Et « 2.3. Le terme « naturel » peut être employé uniquement pour décrire une substance (issue de plantes ou d’animaux, micro-organisme, minéraux) à laquelle rien n’a été ajouté, mais qui peut avoir été l’objet d’un traitement physique rendant possible son utilisation en petfood, tout en maintenant sa composition d’origine ».

Le Jury estime, en premier lieu, que les photographies présentent de manière valorisante des filets de poisson (darnes de saumon) ou de viande (poulet) dans une mise en scène qui évoque très directement des plats destinés à la consommation humaine. La confusion entre ces produits pour animaux et ceux destinés à l’alimentation humaine est entretenue, d’une part, par le visuel d’un homme à tête de chien qui est la mascotte de la marque, d’autre part, par le texte très explicite qui évoque des aliments « propres à la consommation humaine », voire des « friandises propres à la consommation humaine » et, enfin, par les photographies de personnes en train de manger les biscuits.

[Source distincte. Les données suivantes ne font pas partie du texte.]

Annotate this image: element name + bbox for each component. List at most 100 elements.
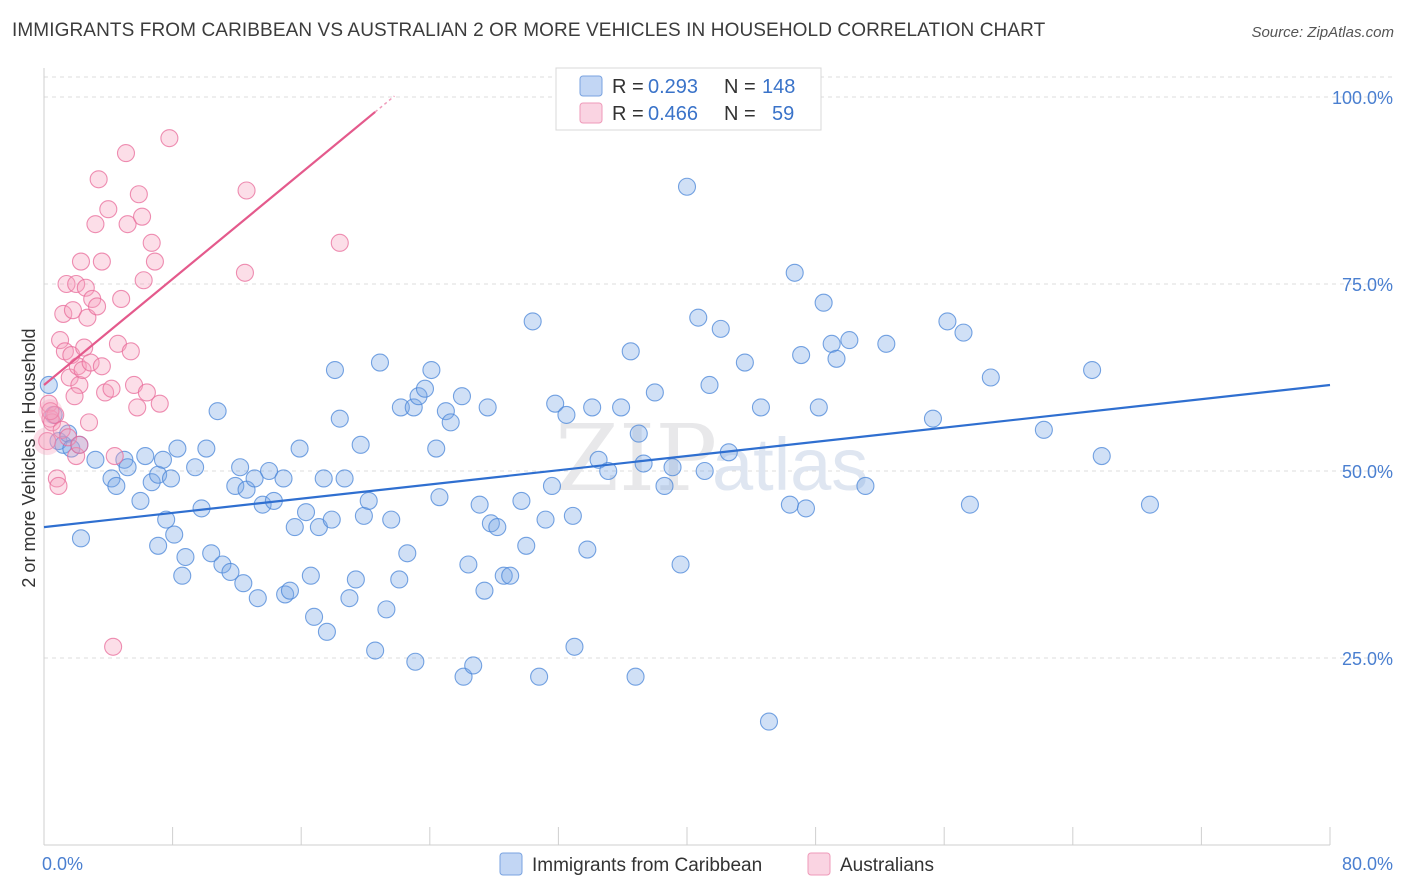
data-point-blue — [176, 547, 195, 567]
data-point-blue — [168, 439, 187, 458]
data-point-blue — [427, 439, 446, 458]
series-legend: Immigrants from Caribbean Australians — [499, 852, 934, 876]
legend-n-value-2: 59 — [772, 103, 794, 125]
data-point-blue — [512, 491, 531, 510]
data-point-pink — [65, 387, 84, 406]
data-point-blue — [436, 402, 455, 421]
data-point-blue — [173, 566, 192, 585]
data-point-blue — [165, 525, 184, 544]
data-point-blue — [118, 458, 137, 477]
data-point-blue — [285, 518, 304, 537]
data-point-pink — [47, 469, 66, 488]
data-point-blue — [827, 349, 846, 368]
data-point-blue — [583, 398, 602, 417]
data-point-blue — [136, 446, 155, 466]
data-point-blue — [382, 510, 401, 529]
data-point-blue — [274, 469, 293, 488]
data-point-blue — [208, 402, 227, 421]
data-point-blue — [663, 458, 682, 477]
data-point-blue — [296, 503, 316, 522]
data-point-blue — [626, 667, 645, 686]
data-point-blue — [153, 450, 173, 469]
x-tick-label-min: 0.0% — [42, 854, 83, 874]
data-point-blue — [645, 383, 664, 402]
data-point-blue — [231, 458, 250, 477]
data-point-pink — [67, 446, 86, 466]
trendline-australians — [43, 111, 376, 386]
data-point-pink — [63, 301, 82, 320]
data-point-pink — [104, 637, 123, 656]
data-point-pink-cluster — [33, 427, 62, 456]
data-point-pink — [81, 353, 100, 372]
data-point-pink — [235, 263, 254, 282]
data-point-blue — [923, 409, 942, 428]
data-point-blue — [478, 398, 497, 417]
data-point-blue — [809, 398, 828, 417]
data-point-blue — [325, 360, 345, 380]
data-point-pink — [330, 233, 349, 252]
data-point-pink — [112, 289, 131, 309]
data-point-pink — [39, 394, 58, 413]
data-point-pink — [67, 274, 86, 294]
data-point-blue — [530, 667, 549, 686]
data-point-pink — [70, 375, 89, 395]
chart-title: IMMIGRANTS FROM CARIBBEAN VS AUSTRALIAN … — [12, 20, 1046, 41]
data-point-pink — [99, 200, 118, 219]
legend-r-label-2: R = — [612, 103, 644, 125]
data-point-blue — [557, 405, 576, 424]
bottom-legend-swatch-pink — [807, 852, 831, 876]
data-point-blue — [340, 589, 359, 608]
data-point-blue — [404, 398, 423, 417]
data-point-blue — [441, 413, 460, 432]
data-point-blue — [186, 458, 205, 477]
data-point-blue — [149, 536, 168, 555]
legend-swatch-blue — [579, 75, 603, 97]
data-point-blue — [470, 495, 489, 514]
data-point-blue — [290, 439, 309, 458]
data-point-blue — [161, 469, 181, 488]
data-point-blue — [700, 375, 719, 395]
data-point-blue — [301, 566, 320, 585]
data-point-blue — [695, 461, 714, 481]
data-point-blue — [856, 476, 875, 496]
data-point-blue — [335, 469, 354, 488]
data-point-pink — [51, 331, 70, 350]
data-point-blue — [71, 529, 91, 548]
data-point-blue — [354, 506, 373, 525]
data-point-blue — [563, 506, 582, 525]
data-point-pink — [92, 357, 111, 376]
data-point-pink — [38, 432, 57, 451]
data-point-blue — [536, 510, 555, 529]
data-point-blue — [780, 495, 799, 514]
data-point-pink — [75, 338, 94, 357]
bottom-legend-label-pink: Australians — [840, 855, 934, 876]
data-point-blue — [735, 353, 754, 372]
data-point-pink — [150, 394, 169, 413]
data-point-pink — [92, 252, 111, 271]
data-point-pink — [116, 144, 136, 163]
data-point-blue — [409, 387, 428, 406]
data-point-pink — [237, 181, 256, 200]
data-point-blue — [629, 424, 648, 443]
data-point-blue — [422, 360, 441, 380]
data-point-pink — [59, 428, 78, 447]
data-point-blue — [202, 544, 221, 563]
axes — [43, 68, 1331, 846]
data-point-blue — [501, 566, 520, 585]
data-point-blue — [711, 319, 730, 338]
y-axis-label: 2 or more Vehicles in Household — [19, 328, 39, 587]
data-point-pink — [129, 185, 148, 204]
data-point-blue — [157, 510, 176, 529]
data-point-blue — [981, 368, 1000, 387]
data-point-blue — [488, 518, 507, 537]
data-point-pink — [76, 278, 95, 297]
data-point-blue — [475, 581, 494, 600]
legend-r-value-2: 0.466 — [648, 103, 698, 125]
data-point-pink — [57, 274, 76, 294]
data-point-blue — [578, 540, 597, 559]
data-point-pink — [133, 207, 152, 226]
data-point-pink — [49, 476, 68, 496]
data-point-blue — [390, 570, 409, 589]
data-point-pink — [79, 413, 99, 432]
data-point-pink — [105, 446, 124, 466]
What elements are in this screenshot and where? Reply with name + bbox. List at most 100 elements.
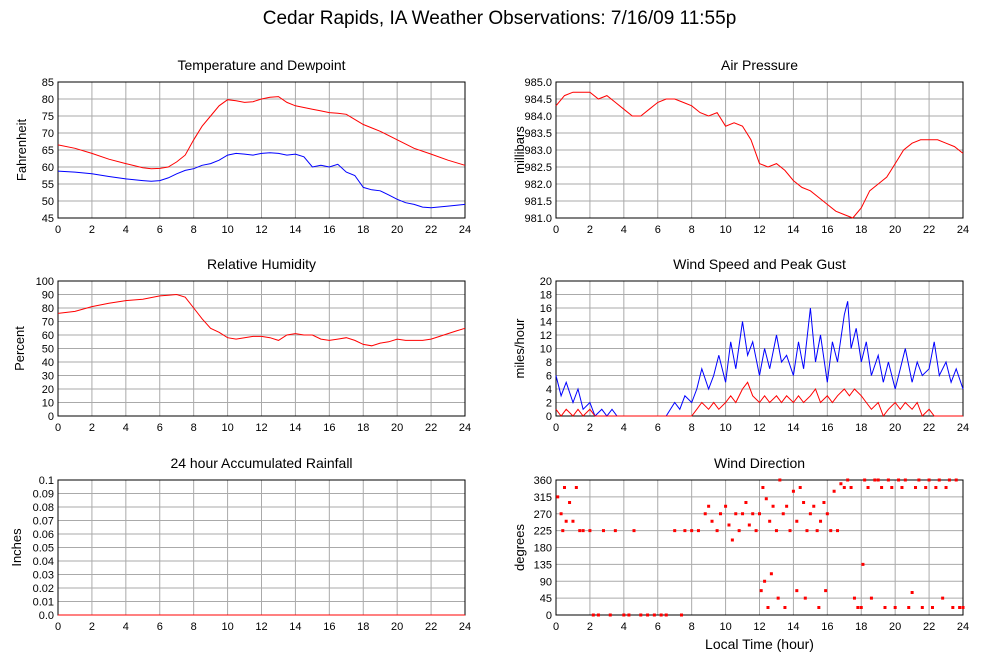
x-tick-label: 16 xyxy=(821,621,833,633)
data-point xyxy=(761,486,765,489)
x-tick-label: 2 xyxy=(89,422,95,434)
x-tick-label: 4 xyxy=(621,621,627,633)
x-tick-label: 18 xyxy=(357,224,369,236)
data-point xyxy=(754,529,758,533)
y-tick-label: 981.5 xyxy=(524,196,552,208)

Le Jury constate, en deuxième lieu, que si l’annonceur soutient que ses produits sont fabriqués avec des viandes et poissons pasteurisés, ses explications ne permettent pas d’établir que le mot « viande », notamment dans l’expression « 80% de viandes et poissons », correspond à l’utilisation de muscle squelettique.

Enfin, le point 2.3. de la Recommandation « Alimentation pour animaux familiers » reproduit ci-dessus précise que le terme « naturel » ne peut être employé que pour décrire une substance précise à laquelle rien n’a été ajoutée et dont la composition d’origine n’a pas été modifiée. Il en résulte nécessairement que cette règle déontologique fait obstacle à ce qu’un produit alimentaire pour chat ou chien qui résulte du mélange d’une multitude de substances, naturelles ou non, soit qualifié, globalement, de « naturel ». En l’occurrence, l’annonceur n’a pas contesté que les aliments qu’il commercialise sont composés de nombreux ingrédients de diverses natures et origines (animale, végétale, additifs nutritionnels…).

Dans ces conditions, le Jury est d’avis que les publicités en cause méconnaissent les points 1, 2.1. et 2.3. de la Recommandation « Alimentation pour animaux familiers » de l’ARPP.

Avis adopté le 8 janvier 2021 par M. Lallet, Président, Mme Gargoullaud, Vice-Présidente, Mmes Charlot, Drecq et Lenain, ainsi que MM. Depincé, Lacan, Leers et Lucas-Boursier.